Thursday, March 15, 2018

Wicked systems - If your theory is weak and your data are noisy, your experiments won't tell you much

From I fear that many people are drawing the wrong lessons from the Wansink saga, focusing on procedural issues such as “p-hacking” rather than scientifically more important concerns about empty theory and hopelessly noisy data. If your theory is weak and your data are noisy, all the preregistration in the world won’t save you. by Andrew Gelman. That's a long post title.

What I want to focus on is the conclusion -
If your theory is weak and your data are noisy, all the preregistration in the world won’t save you.
I have said before that we are closing in on the low hanging epistemic knowledge. That which is obvious and easy to know, we have a pretty good handle on. Still more to be discovered but our progress is advanced. We know more and more about the more obvious facts of the world and the more deterministic processes.

The epistemic wild west are those issues attached to wicked systems (process predicate to wicked problems.) Wicked systems have a number of characteristics. They are:
Dynamic
Evolving
Interdependent between multiple systems
Chaotic
Non-linear
Non-obvious feedback loops
Homeostatic mechanisms
What systems have these sorts of attributes? Productivity, governance, education, affiliative groups, climate, innovation, financial markets, crime, ethics, violence, etc. Just about all systems which involve people are wicked systems. Forecasting in each of these arenas is characterized by low levels of accuracy, low sustainability of accuracy, absence of specificity and lack of precision.

In deterministic systems, you are eventually able to get to high degrees of precise and reliable forecasting.

So far, we have demonstrated no such capability with wicked systems. Wicked systems lack encompassing theories though not for want of effort.

Take national economic productivity as an illustrative example. Everyone wants to be a wealthy nation (high productivity.) How do we go about achieving that? There are dozens of explanatory theories, virtually all of them monocausal theories rather than encompassing theories. Culture, geographical location, resource endowment, culture, institutions, governmental structure, policies, power structures, property rights, historical path dependency, etc. In addition to these general theories, there are hundreds of micro-level theories. But none of those theories has accurate, reliable, enduring and precise forecasting capability. The nature of wicked systems are beyond our current crop of theories. Our theories are weak.

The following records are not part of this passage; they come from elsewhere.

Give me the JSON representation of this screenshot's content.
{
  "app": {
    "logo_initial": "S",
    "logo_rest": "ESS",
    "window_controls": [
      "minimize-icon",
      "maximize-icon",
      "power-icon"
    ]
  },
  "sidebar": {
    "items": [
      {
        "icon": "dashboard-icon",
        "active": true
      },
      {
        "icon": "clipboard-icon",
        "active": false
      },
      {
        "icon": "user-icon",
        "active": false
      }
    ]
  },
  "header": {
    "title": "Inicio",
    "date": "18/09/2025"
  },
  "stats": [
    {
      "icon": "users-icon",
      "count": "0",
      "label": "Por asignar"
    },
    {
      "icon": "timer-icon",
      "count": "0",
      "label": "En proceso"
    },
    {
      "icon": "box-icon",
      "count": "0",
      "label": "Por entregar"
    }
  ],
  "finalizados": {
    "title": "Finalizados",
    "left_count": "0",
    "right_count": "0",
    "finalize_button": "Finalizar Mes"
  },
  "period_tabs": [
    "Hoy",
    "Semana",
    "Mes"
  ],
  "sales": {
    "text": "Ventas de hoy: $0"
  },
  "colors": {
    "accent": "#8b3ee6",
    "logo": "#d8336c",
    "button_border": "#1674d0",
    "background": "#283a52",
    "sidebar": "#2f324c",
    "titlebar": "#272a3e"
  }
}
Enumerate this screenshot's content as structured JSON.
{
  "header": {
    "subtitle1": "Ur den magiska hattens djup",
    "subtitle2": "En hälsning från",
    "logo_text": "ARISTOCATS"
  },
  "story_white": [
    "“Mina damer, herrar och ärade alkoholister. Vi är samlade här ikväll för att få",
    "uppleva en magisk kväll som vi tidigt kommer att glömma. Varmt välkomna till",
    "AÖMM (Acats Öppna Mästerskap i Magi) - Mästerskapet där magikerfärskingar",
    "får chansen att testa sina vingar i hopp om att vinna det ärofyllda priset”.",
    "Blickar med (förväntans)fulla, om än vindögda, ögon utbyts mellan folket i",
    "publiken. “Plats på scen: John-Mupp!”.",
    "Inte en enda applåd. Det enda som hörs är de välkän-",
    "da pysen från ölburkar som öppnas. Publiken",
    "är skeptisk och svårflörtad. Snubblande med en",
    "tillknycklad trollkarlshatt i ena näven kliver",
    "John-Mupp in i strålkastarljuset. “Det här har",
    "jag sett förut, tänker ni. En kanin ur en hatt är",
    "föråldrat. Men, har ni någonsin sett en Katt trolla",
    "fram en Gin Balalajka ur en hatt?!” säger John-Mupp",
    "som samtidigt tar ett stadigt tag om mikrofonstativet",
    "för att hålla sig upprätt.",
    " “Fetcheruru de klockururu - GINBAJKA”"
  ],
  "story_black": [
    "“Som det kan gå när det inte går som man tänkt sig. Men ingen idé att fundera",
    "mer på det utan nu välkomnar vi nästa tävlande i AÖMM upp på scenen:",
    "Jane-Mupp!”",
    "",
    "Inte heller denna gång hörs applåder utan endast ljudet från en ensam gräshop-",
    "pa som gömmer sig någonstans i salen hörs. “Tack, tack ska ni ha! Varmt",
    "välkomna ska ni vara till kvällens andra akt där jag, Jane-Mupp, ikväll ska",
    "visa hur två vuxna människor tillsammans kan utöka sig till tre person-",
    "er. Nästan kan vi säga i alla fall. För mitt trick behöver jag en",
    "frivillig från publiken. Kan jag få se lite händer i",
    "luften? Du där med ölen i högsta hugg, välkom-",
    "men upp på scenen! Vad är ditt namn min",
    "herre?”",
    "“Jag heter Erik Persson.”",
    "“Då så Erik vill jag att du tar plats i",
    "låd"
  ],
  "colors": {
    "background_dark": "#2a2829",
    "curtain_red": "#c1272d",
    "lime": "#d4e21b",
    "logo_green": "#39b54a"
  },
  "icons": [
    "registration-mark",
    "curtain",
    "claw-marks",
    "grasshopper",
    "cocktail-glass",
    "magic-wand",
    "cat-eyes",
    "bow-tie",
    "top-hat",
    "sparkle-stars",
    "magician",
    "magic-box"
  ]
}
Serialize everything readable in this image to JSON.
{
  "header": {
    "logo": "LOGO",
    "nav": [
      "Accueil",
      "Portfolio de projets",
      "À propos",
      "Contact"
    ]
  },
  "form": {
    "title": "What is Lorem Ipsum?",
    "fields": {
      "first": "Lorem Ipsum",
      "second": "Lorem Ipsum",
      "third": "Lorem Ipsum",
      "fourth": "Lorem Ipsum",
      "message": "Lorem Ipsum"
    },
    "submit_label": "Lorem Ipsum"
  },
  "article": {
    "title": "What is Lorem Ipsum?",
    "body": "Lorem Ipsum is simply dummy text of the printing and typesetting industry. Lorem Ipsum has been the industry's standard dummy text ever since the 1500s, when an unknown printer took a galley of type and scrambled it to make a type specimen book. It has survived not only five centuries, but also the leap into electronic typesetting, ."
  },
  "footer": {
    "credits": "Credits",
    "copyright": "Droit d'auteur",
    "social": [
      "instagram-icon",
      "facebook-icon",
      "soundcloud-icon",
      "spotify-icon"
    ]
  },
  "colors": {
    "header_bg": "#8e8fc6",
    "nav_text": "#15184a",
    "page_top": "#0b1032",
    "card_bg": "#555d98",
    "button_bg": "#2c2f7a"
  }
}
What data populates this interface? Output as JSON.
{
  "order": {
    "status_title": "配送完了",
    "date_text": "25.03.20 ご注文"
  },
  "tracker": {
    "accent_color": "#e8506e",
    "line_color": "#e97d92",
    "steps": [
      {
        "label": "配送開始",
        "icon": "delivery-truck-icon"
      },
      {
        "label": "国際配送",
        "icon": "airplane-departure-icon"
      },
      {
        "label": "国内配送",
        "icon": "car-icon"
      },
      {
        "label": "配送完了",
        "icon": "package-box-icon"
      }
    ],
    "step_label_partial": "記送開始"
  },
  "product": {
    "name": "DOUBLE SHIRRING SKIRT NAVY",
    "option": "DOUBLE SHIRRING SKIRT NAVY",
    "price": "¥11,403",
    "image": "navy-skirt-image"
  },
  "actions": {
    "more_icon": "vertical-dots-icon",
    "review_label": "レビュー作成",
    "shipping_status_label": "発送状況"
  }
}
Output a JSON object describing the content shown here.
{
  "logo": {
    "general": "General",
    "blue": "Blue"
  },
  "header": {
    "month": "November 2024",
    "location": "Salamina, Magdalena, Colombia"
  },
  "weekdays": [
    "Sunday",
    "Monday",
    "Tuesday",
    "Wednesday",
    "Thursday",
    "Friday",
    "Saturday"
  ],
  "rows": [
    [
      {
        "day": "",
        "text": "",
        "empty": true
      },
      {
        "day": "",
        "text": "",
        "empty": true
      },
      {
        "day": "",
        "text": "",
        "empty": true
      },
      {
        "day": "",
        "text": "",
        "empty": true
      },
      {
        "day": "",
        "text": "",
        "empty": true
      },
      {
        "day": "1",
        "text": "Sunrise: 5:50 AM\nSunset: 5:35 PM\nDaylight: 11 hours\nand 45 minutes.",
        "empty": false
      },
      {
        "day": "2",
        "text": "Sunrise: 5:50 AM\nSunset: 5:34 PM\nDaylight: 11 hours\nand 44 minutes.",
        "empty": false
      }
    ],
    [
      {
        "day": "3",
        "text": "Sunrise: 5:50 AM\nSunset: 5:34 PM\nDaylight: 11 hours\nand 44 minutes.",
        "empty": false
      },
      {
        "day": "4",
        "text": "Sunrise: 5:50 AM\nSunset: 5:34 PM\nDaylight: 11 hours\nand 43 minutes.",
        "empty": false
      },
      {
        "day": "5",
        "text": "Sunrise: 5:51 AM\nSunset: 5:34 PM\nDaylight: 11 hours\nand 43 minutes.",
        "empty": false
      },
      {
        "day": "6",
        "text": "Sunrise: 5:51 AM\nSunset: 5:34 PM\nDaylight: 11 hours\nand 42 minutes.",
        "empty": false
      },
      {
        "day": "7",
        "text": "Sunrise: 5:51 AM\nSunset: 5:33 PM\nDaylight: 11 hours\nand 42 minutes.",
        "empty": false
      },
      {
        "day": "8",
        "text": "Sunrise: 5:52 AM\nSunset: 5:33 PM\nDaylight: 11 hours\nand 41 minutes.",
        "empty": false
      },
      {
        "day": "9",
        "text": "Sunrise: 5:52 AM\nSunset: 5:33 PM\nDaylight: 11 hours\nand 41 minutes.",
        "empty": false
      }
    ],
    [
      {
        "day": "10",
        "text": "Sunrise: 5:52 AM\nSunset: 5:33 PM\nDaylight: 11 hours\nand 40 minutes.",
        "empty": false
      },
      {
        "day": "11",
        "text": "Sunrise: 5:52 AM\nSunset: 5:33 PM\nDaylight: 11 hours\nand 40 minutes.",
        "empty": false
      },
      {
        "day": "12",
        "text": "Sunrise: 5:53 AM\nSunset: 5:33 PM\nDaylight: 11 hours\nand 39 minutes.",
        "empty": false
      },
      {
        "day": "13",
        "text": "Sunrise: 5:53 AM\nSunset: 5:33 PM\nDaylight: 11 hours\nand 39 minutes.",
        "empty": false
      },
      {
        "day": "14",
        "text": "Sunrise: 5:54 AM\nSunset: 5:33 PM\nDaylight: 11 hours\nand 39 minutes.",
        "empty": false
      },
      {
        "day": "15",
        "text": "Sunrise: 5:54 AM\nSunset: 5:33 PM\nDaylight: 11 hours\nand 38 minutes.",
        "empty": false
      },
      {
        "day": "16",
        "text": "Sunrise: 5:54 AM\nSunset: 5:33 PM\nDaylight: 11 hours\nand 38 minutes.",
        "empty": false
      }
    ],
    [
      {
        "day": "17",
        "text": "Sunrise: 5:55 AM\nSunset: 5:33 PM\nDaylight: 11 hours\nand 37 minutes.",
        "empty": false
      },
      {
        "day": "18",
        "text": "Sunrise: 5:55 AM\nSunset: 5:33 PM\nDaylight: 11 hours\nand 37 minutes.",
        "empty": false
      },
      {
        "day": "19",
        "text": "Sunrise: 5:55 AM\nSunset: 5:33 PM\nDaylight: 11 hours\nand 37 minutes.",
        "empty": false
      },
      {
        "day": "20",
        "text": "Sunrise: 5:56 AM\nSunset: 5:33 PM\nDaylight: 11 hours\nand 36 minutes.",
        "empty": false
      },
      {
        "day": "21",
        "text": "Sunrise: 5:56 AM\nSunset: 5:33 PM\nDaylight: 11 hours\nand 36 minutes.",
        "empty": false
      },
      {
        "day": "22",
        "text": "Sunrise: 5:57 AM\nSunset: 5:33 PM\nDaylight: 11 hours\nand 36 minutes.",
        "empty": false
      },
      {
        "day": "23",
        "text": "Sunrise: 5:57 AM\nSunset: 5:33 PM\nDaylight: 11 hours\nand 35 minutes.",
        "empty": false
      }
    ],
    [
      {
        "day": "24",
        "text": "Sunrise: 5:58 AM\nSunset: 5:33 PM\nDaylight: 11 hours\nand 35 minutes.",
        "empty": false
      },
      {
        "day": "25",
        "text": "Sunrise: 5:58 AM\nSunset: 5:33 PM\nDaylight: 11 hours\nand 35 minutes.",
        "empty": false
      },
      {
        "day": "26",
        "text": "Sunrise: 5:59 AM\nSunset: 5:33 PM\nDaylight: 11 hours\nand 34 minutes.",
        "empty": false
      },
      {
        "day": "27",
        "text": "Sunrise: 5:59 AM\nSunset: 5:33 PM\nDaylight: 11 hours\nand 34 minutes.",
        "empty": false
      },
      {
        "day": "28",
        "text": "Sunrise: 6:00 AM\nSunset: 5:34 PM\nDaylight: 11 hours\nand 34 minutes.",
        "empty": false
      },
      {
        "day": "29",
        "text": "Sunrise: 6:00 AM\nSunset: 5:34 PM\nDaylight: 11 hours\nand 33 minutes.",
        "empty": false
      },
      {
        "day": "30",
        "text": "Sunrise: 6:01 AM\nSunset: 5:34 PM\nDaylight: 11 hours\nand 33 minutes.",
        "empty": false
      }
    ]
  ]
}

Correspondingly, our data is noisy. This seems counterintuitive, inundated as we appear to be in data.

But we are only a decade or two into the period of data ubiquity. We are still inexperienced at providing reliable context to data, data genealogy, chain-of-evidence purity of data, etc. While we have a lot of data, virtually all data associated with wicked systems is at least noisy (if not inaccurate, misunderstood, misinterpreted, corrupted, imprecise, irrelevant, and/or absent context.)

Wicked systems are the most interesting and pertinent to us but for virtually all of them, our theories are weak and our data is noisy. We are still, therefore, very inexperienced at running good experiments on wicked systems, experiments that will actually reliably move our knowledge frontiers forward.